Barrows is talking about the impact of the $4,000 Spark! grant she received through the Island Institute and how it has helped her farm make the switch to renewable energy. “If I was just doing it on my own,” Barrows said, “I’d have to wait quite a few more years, to save up enough money.”
For the Island Institute’s Phoebe Walsh, the micro grants, which they are now calling Community Impact Grants, “are an amazing way to help the aquaculture industry grow and to help people who really need it—when they need it, where they need it,”
Small-scale oyster or shellfish farming is definitely not a get-rich-quick scheme for owner-operators.

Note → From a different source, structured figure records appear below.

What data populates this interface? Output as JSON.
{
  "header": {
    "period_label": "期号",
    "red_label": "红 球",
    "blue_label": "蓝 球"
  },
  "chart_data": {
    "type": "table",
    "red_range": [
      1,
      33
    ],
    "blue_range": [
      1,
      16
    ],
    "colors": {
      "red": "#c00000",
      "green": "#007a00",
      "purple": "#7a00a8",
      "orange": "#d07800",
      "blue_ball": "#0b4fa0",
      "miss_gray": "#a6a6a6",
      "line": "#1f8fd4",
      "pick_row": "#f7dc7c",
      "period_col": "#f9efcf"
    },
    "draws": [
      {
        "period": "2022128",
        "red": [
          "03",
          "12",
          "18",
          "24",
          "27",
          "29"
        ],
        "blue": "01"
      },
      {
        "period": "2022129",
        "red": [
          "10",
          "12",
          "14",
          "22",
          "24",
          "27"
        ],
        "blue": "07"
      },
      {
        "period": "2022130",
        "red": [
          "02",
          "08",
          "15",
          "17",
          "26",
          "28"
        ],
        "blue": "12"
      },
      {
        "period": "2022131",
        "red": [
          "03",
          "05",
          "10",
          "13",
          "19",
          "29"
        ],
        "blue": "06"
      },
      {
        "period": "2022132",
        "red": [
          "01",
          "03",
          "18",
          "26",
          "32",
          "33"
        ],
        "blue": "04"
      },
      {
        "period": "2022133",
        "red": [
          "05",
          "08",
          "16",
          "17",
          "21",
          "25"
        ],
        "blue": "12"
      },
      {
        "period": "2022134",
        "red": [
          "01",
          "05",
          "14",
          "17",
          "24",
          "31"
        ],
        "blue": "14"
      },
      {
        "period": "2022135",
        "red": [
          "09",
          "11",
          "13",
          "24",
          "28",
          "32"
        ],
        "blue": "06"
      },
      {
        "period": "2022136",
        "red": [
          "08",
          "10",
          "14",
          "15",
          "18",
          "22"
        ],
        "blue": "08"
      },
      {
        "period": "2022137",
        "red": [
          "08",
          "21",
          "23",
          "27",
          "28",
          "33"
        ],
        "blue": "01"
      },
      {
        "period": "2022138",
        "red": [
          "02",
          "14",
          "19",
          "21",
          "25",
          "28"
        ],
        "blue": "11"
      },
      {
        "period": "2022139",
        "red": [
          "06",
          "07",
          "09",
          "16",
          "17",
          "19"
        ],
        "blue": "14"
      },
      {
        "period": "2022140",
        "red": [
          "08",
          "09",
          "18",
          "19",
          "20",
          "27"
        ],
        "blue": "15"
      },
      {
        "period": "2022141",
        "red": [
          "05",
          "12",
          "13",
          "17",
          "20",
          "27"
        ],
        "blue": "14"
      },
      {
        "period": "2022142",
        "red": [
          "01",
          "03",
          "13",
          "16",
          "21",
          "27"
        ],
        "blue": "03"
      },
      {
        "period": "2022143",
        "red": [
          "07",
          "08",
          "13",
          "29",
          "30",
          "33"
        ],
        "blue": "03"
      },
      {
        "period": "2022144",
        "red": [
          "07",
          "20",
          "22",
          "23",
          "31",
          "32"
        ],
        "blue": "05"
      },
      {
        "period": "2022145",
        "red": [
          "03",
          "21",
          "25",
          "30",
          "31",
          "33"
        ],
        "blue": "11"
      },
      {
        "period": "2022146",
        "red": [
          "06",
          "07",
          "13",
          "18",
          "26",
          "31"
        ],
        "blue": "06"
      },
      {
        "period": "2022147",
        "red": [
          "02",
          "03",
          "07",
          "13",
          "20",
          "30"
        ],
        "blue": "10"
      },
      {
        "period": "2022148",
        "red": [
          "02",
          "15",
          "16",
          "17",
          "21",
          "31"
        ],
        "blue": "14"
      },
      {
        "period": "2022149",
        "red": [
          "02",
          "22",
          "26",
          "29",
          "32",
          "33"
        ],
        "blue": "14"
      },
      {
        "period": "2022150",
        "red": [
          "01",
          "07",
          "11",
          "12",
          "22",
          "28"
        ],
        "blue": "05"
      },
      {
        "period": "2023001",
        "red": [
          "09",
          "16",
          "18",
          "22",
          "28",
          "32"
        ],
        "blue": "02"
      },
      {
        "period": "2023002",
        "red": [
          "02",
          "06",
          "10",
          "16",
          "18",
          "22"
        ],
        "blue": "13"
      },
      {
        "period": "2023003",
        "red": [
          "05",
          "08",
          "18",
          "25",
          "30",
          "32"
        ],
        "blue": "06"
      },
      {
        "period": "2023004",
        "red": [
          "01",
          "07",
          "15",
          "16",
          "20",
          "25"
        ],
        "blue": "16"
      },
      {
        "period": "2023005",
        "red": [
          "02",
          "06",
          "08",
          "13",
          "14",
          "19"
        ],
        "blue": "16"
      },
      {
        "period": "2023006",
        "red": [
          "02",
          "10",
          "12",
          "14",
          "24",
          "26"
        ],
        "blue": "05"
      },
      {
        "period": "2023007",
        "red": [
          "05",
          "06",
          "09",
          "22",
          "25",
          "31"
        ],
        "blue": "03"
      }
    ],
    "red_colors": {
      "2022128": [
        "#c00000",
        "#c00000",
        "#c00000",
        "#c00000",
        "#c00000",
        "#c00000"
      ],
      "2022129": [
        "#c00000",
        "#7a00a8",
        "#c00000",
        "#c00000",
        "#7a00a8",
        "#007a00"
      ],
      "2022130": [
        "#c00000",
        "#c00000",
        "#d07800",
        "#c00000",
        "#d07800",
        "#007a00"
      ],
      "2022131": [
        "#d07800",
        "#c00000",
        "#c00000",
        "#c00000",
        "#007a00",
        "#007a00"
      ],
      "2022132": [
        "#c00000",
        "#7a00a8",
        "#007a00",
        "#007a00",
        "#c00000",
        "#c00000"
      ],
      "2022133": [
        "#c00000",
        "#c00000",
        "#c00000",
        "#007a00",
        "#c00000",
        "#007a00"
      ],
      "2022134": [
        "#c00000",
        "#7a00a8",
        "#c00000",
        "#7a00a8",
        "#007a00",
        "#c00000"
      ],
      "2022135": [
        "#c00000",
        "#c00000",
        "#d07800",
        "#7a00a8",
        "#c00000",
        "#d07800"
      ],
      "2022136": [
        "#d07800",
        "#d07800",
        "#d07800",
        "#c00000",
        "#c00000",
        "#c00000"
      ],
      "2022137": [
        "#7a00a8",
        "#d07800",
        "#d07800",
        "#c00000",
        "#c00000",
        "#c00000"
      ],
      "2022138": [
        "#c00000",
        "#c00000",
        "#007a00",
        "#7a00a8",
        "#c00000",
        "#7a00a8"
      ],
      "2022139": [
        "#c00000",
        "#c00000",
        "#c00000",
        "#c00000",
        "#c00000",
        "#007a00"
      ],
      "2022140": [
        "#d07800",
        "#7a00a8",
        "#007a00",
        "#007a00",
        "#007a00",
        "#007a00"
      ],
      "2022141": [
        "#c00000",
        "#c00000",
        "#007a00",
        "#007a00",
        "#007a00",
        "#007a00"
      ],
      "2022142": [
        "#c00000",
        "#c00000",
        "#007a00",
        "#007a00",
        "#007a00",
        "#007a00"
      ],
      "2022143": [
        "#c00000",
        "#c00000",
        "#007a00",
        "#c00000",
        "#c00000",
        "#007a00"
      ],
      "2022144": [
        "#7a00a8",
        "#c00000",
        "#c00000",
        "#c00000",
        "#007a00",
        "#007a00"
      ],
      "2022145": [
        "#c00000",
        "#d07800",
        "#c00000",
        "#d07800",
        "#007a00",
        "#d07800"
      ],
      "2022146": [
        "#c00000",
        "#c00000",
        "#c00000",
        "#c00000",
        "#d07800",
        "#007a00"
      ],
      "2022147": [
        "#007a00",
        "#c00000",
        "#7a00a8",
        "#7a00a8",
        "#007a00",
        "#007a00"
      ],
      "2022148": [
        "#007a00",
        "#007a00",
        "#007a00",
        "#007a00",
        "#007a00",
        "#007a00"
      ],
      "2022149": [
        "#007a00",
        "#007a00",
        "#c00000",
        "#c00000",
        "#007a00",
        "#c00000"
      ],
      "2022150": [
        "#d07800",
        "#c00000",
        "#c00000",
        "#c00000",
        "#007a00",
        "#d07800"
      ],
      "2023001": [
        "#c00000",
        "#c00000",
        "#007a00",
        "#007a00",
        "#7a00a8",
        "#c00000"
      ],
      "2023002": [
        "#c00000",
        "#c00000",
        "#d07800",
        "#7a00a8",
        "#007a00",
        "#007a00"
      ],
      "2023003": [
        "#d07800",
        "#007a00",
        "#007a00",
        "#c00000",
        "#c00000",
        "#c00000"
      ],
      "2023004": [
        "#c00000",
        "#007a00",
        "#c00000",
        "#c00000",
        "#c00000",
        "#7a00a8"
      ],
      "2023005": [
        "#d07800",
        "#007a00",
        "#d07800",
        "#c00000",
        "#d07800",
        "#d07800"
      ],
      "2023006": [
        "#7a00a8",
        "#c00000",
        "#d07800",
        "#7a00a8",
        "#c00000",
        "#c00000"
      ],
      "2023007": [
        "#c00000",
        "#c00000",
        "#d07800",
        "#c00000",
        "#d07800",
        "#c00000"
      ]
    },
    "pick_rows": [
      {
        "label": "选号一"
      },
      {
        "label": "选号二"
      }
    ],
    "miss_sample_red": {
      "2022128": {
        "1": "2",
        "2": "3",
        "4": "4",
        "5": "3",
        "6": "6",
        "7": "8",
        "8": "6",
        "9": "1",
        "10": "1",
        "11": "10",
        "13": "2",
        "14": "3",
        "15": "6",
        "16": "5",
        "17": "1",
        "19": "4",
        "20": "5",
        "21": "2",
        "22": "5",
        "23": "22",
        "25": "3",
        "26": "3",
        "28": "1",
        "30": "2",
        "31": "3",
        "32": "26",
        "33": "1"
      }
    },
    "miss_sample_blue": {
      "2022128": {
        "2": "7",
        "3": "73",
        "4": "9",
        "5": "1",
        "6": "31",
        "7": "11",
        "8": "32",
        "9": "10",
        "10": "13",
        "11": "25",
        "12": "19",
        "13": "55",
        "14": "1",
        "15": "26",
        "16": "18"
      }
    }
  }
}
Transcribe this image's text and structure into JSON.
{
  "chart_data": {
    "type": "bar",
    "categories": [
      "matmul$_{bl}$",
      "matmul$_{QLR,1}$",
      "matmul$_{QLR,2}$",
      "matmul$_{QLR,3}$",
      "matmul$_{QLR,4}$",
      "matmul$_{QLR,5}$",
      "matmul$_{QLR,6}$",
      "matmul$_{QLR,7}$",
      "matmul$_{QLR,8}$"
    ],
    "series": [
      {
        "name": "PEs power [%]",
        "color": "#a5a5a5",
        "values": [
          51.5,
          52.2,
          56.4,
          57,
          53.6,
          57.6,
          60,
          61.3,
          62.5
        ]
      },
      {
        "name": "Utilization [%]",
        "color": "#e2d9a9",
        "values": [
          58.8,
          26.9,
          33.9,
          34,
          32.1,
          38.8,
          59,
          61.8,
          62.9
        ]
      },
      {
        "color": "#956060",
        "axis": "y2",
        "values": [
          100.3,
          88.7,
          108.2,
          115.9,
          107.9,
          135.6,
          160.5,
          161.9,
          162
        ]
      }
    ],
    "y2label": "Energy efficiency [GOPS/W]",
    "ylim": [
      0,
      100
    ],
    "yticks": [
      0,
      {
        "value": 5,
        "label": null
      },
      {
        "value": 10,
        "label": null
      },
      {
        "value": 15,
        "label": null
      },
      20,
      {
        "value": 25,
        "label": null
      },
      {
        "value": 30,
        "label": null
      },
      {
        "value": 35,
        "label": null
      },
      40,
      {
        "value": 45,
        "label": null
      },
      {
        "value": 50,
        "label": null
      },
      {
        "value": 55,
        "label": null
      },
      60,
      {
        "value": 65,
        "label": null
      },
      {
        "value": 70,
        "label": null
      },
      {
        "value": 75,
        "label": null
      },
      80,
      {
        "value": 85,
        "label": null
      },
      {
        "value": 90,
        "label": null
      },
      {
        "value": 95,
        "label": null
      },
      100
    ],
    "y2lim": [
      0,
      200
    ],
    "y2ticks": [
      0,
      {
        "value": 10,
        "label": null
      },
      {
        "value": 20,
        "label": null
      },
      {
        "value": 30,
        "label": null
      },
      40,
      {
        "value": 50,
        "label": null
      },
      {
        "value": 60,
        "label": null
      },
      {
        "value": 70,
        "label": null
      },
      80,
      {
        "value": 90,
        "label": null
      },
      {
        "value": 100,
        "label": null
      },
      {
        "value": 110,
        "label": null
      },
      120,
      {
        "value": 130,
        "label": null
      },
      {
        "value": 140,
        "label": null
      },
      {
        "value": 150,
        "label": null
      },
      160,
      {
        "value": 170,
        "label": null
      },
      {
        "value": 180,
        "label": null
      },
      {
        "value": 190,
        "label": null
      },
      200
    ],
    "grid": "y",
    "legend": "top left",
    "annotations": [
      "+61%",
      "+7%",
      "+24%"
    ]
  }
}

First, there’s the three-to-five-years wait from the time they apply to the state for a license until they finally have market-size oysters ready to sell. That means zero cash coming in for the first few years, but plenty going out. Even small oyster farms need the basics: a skiff and outboard to get out to the farm, hundreds of growing bags, lines, buoys, moorings, a float to work on and store gear on, tumblers and graders, packaging materials, refrigeration…the list goes on.
For the Island Institute, helping small and nascent oyster farms and other aquaculture entrepreneurs only makes sense. At the heart of the Institute’s mission is helping isolated coastal and island communities navigate economic and climate change.
That means working to develop economically and environmentally sustainable solutions for both traditional fisheries and for Maine’s growing aquaculture sector. At the same time, the Institute is committed to protecting our working waterfront and strengthening Maine’s waterfront communities.
Oyster farming fits the bill. It’s one of the very few forms of farming that’s both beneficial to the environment and sustainable. Oyster farms don’t need any external input, no added water, no fertilizer, no feed. The oysters’ only source of nutrients comes from the water, which they clean and filter constantly.
The only things about running an oyster farm that’s not beneficial to the environment are the plastics, the outboards on the skiffs and the gas-powered generators used to power the tumblers and graders out on the farm.
Switching away from the plastics that are endemic to aquaculture in the mesh bags, lines, crates, and packaging—developing natural, non-polluting alternatives that don’t break down into microplastics— is an ongoing process. Barrows, a leader in that field, continues to test viable, sustainable alternatives.But replacing gas-powered outboards and generators with solar-powered equipment is possible today, and that’s where the Island Institute’s micro grants come in. For an owner-operator running an oyster farm on a tight budget, the switch to solar is a major expense; the grants let them kickstart the conversion.
Joe Tapley and Kristen Greer, who own and operate Tapley Cove Oyster Company on the Bagaduce River in Brooksville are constantly in awe of the beauty that surrounds them when they are working ‘on the farm’, Tapley said. For them, moving to more sustainable and environmentally friendly equipment is part of preserving and protecting their small part of the coastline.